The U.S. will begin exporting around 2018, Fatih Birol, the IEA’s chief economist, said today at a press conference in London. Its external shipments will reach 19 billion cubic meters in 2020, compared with imports in 2010 of 76 billion cubic meters, the agency estimated in the report. North American exports will be 35 billion cubic meters, it said.
U.S. production will rise to 800 billion cubic meters in 2035 from an estimated 650 billion this year, the IEA said.
“The U.S. Department of Energy is waiting to review the results of a price impact study before dealing with the pending export applications,” the IEA said.
The agency assumes 93 percent of the U.S. gas remains available to meet domestic demand, with prices reaching $5.50 per million British thermal units by 2020. Front-month gas was at $3.52 per million Btu in New York today.
Diversifying sources of supply, can “accelerate movement toward more diversified trade flows, putting pressure on conventional gas suppliers and on traditional oil-linked pricing mechanisms for gas,” the IEA said.
Asia will ultimately seek lower prices for LNG, which is currently linked to oil in some sales contracts, and that pressure will be felt by the end of the decade, the IEA said.
The margin achievable by U.S. exporters to Japan in 2020 will shrink to $4.30 per million Btu, from $6.10 per million Btu in 2011, according to the report.

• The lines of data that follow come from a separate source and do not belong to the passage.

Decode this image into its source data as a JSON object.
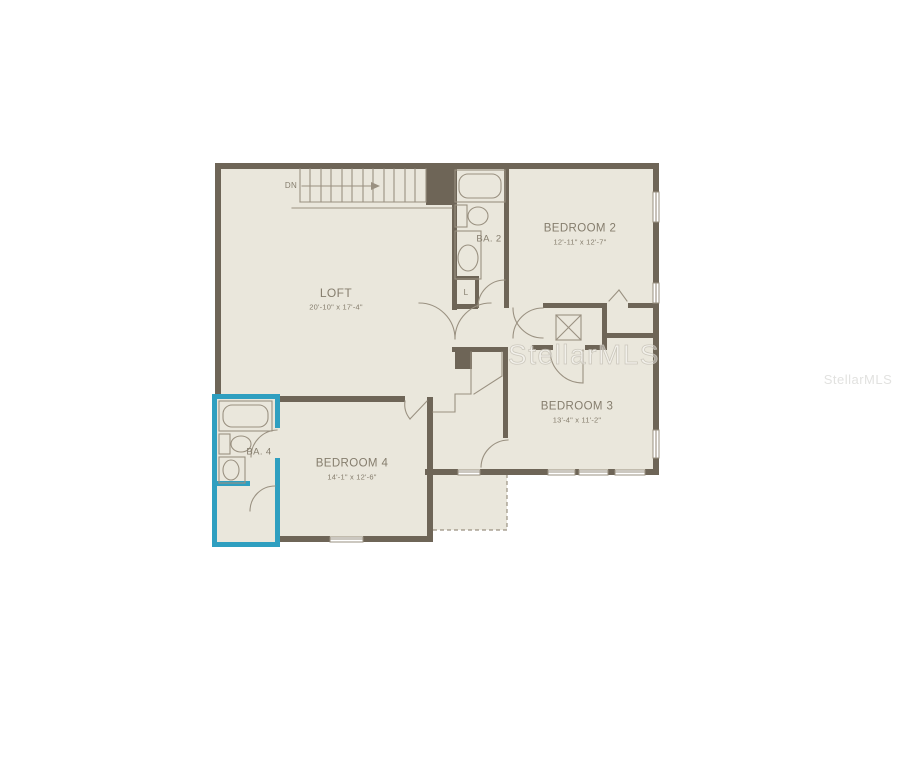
{
  "colors": {
    "wall": "#6e6557",
    "room_fill": "#eae7dc",
    "highlight": "#2f9fc0",
    "label_text": "#857d6d",
    "thin_line": "#9a9181",
    "watermark": "#c9c5ba",
    "page_bg": "#ffffff"
  },
  "watermarks": {
    "center": "StellarMLS",
    "right": "StellarMLS"
  },
  "floorplan": {
    "stairs_label": "DN",
    "rooms": [
      {
        "id": "loft",
        "name": "LOFT",
        "dims": "20'-10\" x 17'-4\""
      },
      {
        "id": "bedroom-2",
        "name": "BEDROOM 2",
        "dims": "12'-11\" x 12'-7\""
      },
      {
        "id": "bedroom-3",
        "name": "BEDROOM 3",
        "dims": "13'-4\" x 11'-2\""
      },
      {
        "id": "bedroom-4",
        "name": "BEDROOM 4",
        "dims": "14'-1\" x 12'-6\""
      },
      {
        "id": "bath-2",
        "name": "BA. 2"
      },
      {
        "id": "bath-4",
        "name": "BA. 4"
      },
      {
        "id": "linen-closet",
        "name": "L"
      }
    ]
  }
}
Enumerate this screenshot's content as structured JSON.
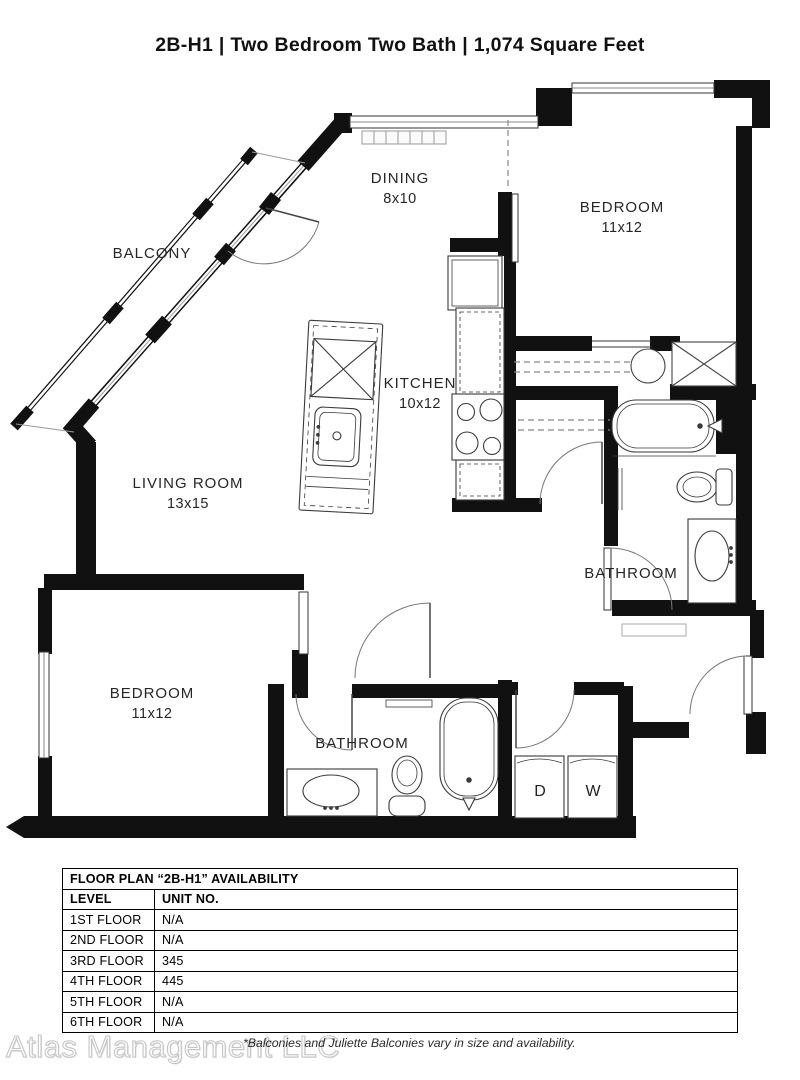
{
  "page": {
    "title": "2B-H1 | Two Bedroom Two Bath | 1,074 Square Feet"
  },
  "floor_plan": {
    "rooms": [
      {
        "name": "BALCONY",
        "dims": ""
      },
      {
        "name": "DINING",
        "dims": "8x10"
      },
      {
        "name": "BEDROOM",
        "dims": "11x12"
      },
      {
        "name": "KITCHEN",
        "dims": "10x12"
      },
      {
        "name": "LIVING ROOM",
        "dims": "13x15"
      },
      {
        "name": "BATHROOM",
        "dims": ""
      },
      {
        "name": "BEDROOM",
        "dims": "11x12"
      },
      {
        "name": "BATHROOM",
        "dims": ""
      }
    ],
    "appliances": {
      "dryer": "D",
      "washer": "W"
    }
  },
  "availability_table": {
    "title": "FLOOR PLAN “2B-H1” AVAILABILITY",
    "columns": [
      "LEVEL",
      "UNIT NO."
    ],
    "rows": [
      {
        "level": "1ST FLOOR",
        "unit": "N/A"
      },
      {
        "level": "2ND FLOOR",
        "unit": "N/A"
      },
      {
        "level": "3RD FLOOR",
        "unit": "345"
      },
      {
        "level": "4TH FLOOR",
        "unit": "445"
      },
      {
        "level": "5TH FLOOR",
        "unit": "N/A"
      },
      {
        "level": "6TH FLOOR",
        "unit": "N/A"
      }
    ]
  },
  "footer": {
    "watermark": "Atlas Management LLC",
    "note": "*Balconies and Juliette Balconies vary in size and availability."
  }
}
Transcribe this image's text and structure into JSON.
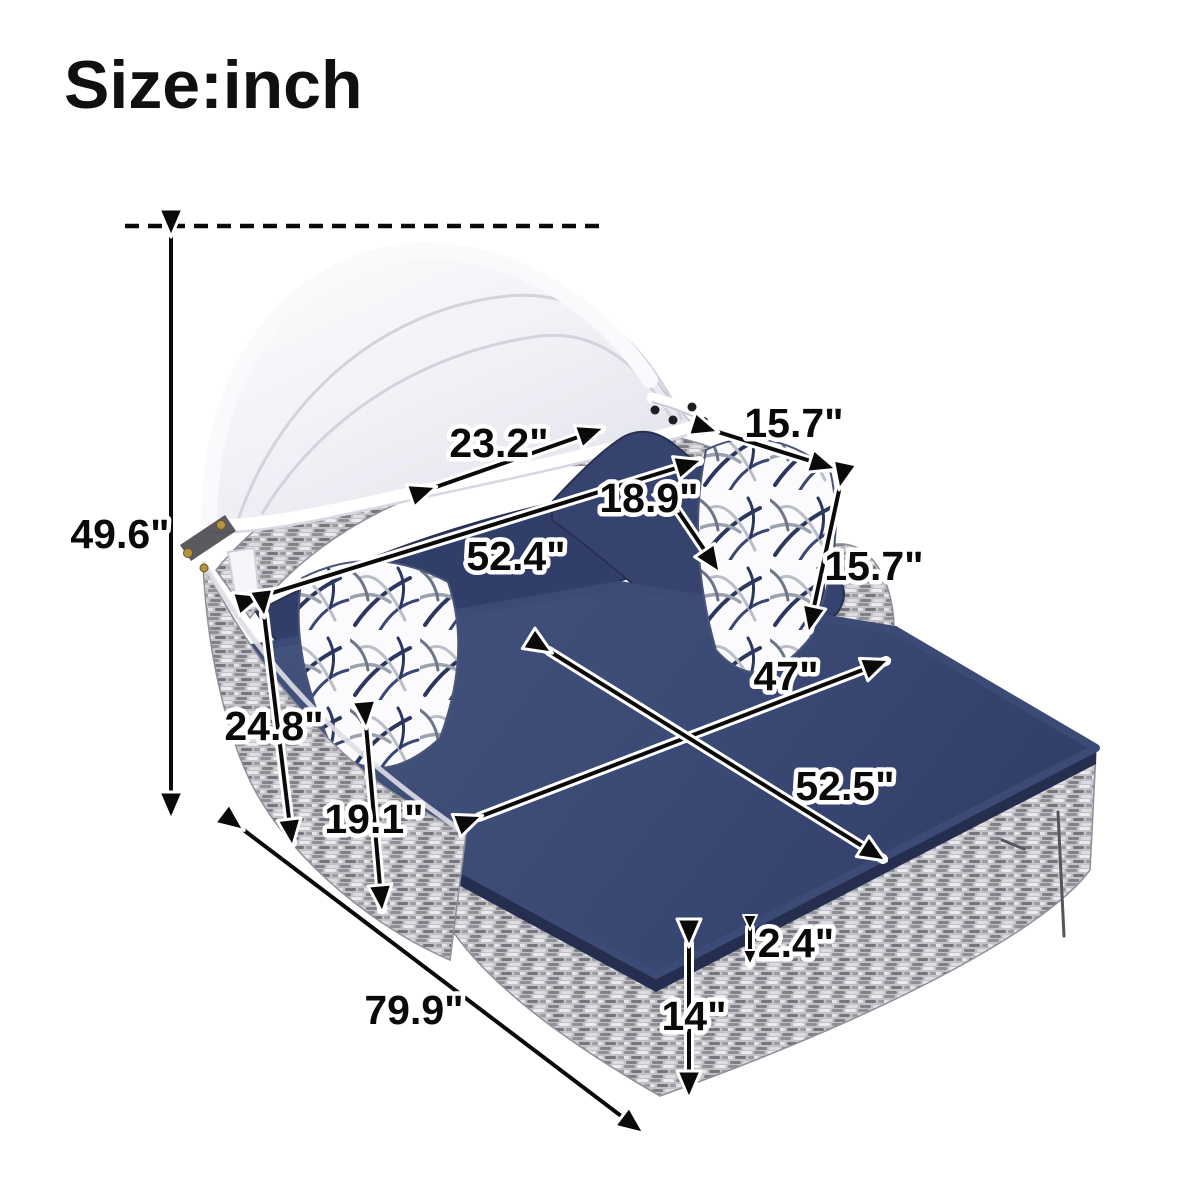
{
  "title": "Size:inch",
  "dimensions": {
    "overall_height": "49.6\"",
    "canopy_back_width": "23.2\"",
    "pillow_top_width": "15.7\"",
    "pillow_diagonal": "18.9\"",
    "backrest_length": "52.4\"",
    "pillow_side_height": "15.7\"",
    "seat_width": "47\"",
    "seat_length": "52.5\"",
    "arm_height": "24.8\"",
    "side_panel_height": "19.1\"",
    "cushion_thickness": "2.4\"",
    "base_height": "14\"",
    "overall_length": "79.9\""
  },
  "colors": {
    "cushion_navy": "#3c4a76",
    "cushion_navy_dark": "#27304f",
    "cushion_side_navy": "#262e50",
    "wicker_gray": "#c1c1c6",
    "canopy_white": "#f5f5f9",
    "annotation_black": "#0a0a0a",
    "halo_white": "#ffffff",
    "hinge_gold": "#b5923f"
  }
}
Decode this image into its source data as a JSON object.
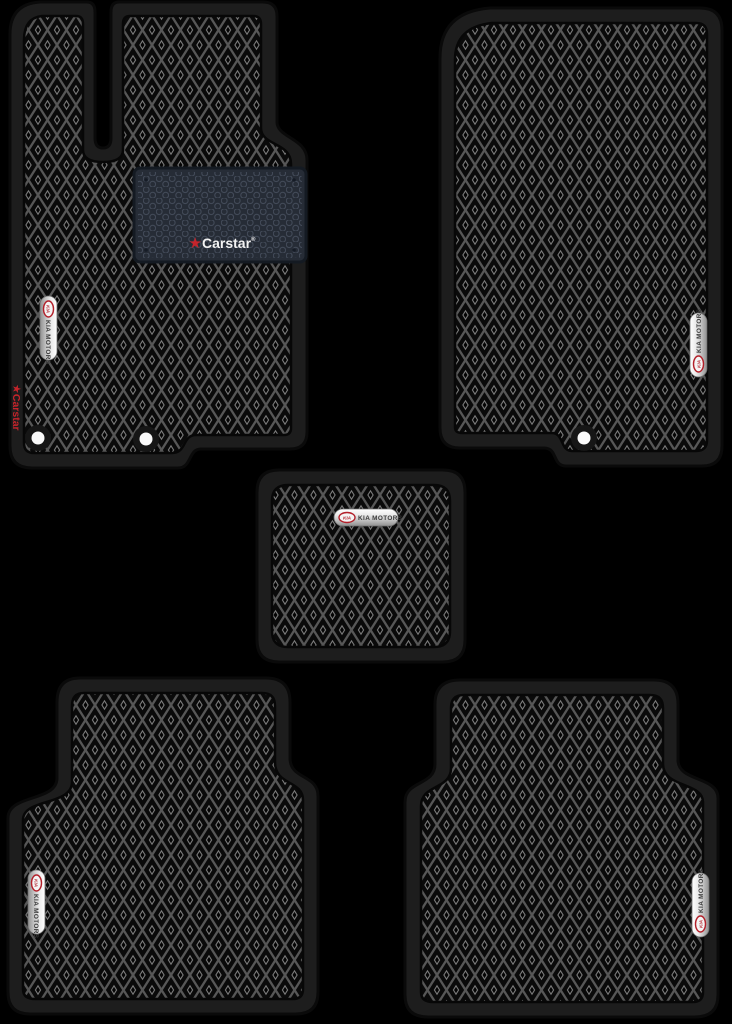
{
  "product": {
    "title": "EVA car floor mat set (5 pieces)"
  },
  "badges": {
    "kia": "KIA",
    "kia_motors": "KIA MOTORS"
  },
  "heel_pad_logo": {
    "star": "★",
    "text": "Carstar",
    "reg": "®"
  },
  "edge_label": {
    "star": "★",
    "text": "Carstar"
  },
  "colors": {
    "background": "#000000",
    "mat_border": "#1d1d1d",
    "mat_surface": "#0a0a0a",
    "pattern_line": "#575757",
    "heel_pad": "#262c36",
    "heel_pad_line": "#424a58",
    "chrome_dark_text": "#3b3b3b",
    "kia_red": "#b3202a",
    "carstar_red": "#c5242b",
    "fastener_white": "#fafafa"
  }
}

Global gas consumption may rise 19 percent by 2017 from 2010 levels as demand surges in Asia and the U.S. while Europe’s usage drops 1.6 percent, the agency said in June. China’s gas consumption will more than quadruple from last year’s level by 2035, boosted by regulatory reforms and policy support, the IEA said. Demand will also rise in India and the Middle East while growth in Japan is limited by higher prices and a focus on renewable sources and energy efficiency.